Öte yandan, dava dışı Orman İdaresi ile davalı kooperatif arasında akdedilen taşıma şartnamesinin 7. maddesinde, hak edişlerin nakleden iş sahibine ödeneceğinin kararlaştırıldığı, nakliye işini alan iş sahibi olarak davalı kooperatifin göründüğü, nakliyat alındı belgesi ve raporunda istihkak sahibi olarak yine davalı kooperatifin göründüğü, uyuşmazlığa konu taşıma da dahil işi alan ve nakliye dahil istihkaklar adına düzenlenen, nakliye ödemelerini dava dışı idareden tahsil eden ve yine nakliye işini bitirebilmek için ek süre isteyenin de davalı kooperatif olduğu dosya kapsamından anlaşılmaktadır. Bu durumda, taşıma sözleşmesini dava dışı idare ile akdeden ve nakliye işini alan ve aynı zamanda nakliye ücretlerine ait hak edişleri de idareden tahsil eden davalı kooperatif olduğuna göre, mahkemece bu hususlar nazara alınmadan ve bilirkişi raporuna neden itibar edilmediği karar yerinde yeterince tartışılmadan yazılı gerekçeyle davanın reddine karar verilmesi hatalı olup bozmayı gerektirmiştir.
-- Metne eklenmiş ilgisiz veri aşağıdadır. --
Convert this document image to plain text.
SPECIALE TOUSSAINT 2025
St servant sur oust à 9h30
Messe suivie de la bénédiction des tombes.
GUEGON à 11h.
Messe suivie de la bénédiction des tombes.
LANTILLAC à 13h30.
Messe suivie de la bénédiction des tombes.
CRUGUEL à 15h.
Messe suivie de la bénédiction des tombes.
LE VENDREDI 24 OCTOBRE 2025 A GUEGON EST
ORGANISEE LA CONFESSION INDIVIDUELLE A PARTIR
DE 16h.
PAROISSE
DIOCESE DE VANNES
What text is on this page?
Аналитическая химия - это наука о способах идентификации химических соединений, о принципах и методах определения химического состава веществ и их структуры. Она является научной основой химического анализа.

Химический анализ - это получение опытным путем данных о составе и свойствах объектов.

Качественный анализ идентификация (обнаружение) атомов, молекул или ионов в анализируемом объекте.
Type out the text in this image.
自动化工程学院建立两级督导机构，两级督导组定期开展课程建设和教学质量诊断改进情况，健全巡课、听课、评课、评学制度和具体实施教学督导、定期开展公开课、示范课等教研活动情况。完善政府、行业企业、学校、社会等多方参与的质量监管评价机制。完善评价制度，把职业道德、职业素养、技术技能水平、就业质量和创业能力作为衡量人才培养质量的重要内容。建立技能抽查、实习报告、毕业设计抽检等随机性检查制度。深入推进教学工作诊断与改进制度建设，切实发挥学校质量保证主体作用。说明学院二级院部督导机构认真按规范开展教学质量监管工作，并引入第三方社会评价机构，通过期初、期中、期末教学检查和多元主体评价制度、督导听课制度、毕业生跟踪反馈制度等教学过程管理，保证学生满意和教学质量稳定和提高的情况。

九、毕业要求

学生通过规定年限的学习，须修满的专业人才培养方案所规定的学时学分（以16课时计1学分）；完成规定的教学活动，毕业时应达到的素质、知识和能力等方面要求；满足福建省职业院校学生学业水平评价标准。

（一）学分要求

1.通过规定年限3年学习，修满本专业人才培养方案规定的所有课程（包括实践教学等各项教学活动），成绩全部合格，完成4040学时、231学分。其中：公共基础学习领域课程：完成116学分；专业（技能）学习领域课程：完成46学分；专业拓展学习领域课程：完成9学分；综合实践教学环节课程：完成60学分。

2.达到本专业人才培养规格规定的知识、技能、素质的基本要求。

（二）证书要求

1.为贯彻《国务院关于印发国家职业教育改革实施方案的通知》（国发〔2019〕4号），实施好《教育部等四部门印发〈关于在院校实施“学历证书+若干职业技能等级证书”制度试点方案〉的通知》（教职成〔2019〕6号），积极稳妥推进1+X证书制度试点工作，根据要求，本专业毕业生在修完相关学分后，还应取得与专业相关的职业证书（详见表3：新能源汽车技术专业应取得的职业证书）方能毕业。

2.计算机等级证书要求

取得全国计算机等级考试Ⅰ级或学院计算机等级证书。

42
2- Kabule göre de; mahkemece, davacının icra takibine geçmede haksız ve kötüniyetli olduğu gerekçesiyle asıl alacağın % 40’ı oranında kötüniyet tazminatının davacıdan tahsili ile davalıya verilmesine karar verilmiştir. Ancak, davalı yararına kötüniyet tazminatına hükmedilebilmesi için, İİK’nın 67/2. maddesine göre takibin haksız ve kötüniyetle yapılmış olması ve kötüniyetin ayrıca ispatı gerekir. Somut olayda ise, davacının kötüniyetine dair dosya kapsamında herhangi bir delil bulunmamaktadır. Açıklanan nedenlerle, davacı aleyhine kötüniyet tazminatına hükmedilmesi doğru görülmemiş, kararın bu nedenle de davacı yararına bozulması gerekmiştir
SONUÇ: Yukarıda (1) ve (2) nolu bentlerde açıklanan nedenlerle, davacı vekilinin temyiz itirazlarının kabulü ile hükmün davacı yararına BOZULMASINA, ödediği temyiz peşin harcın isteği halinde temyiz edene iadesine, 16/02/2015 tarihinde oybirliğiyle karar verildi.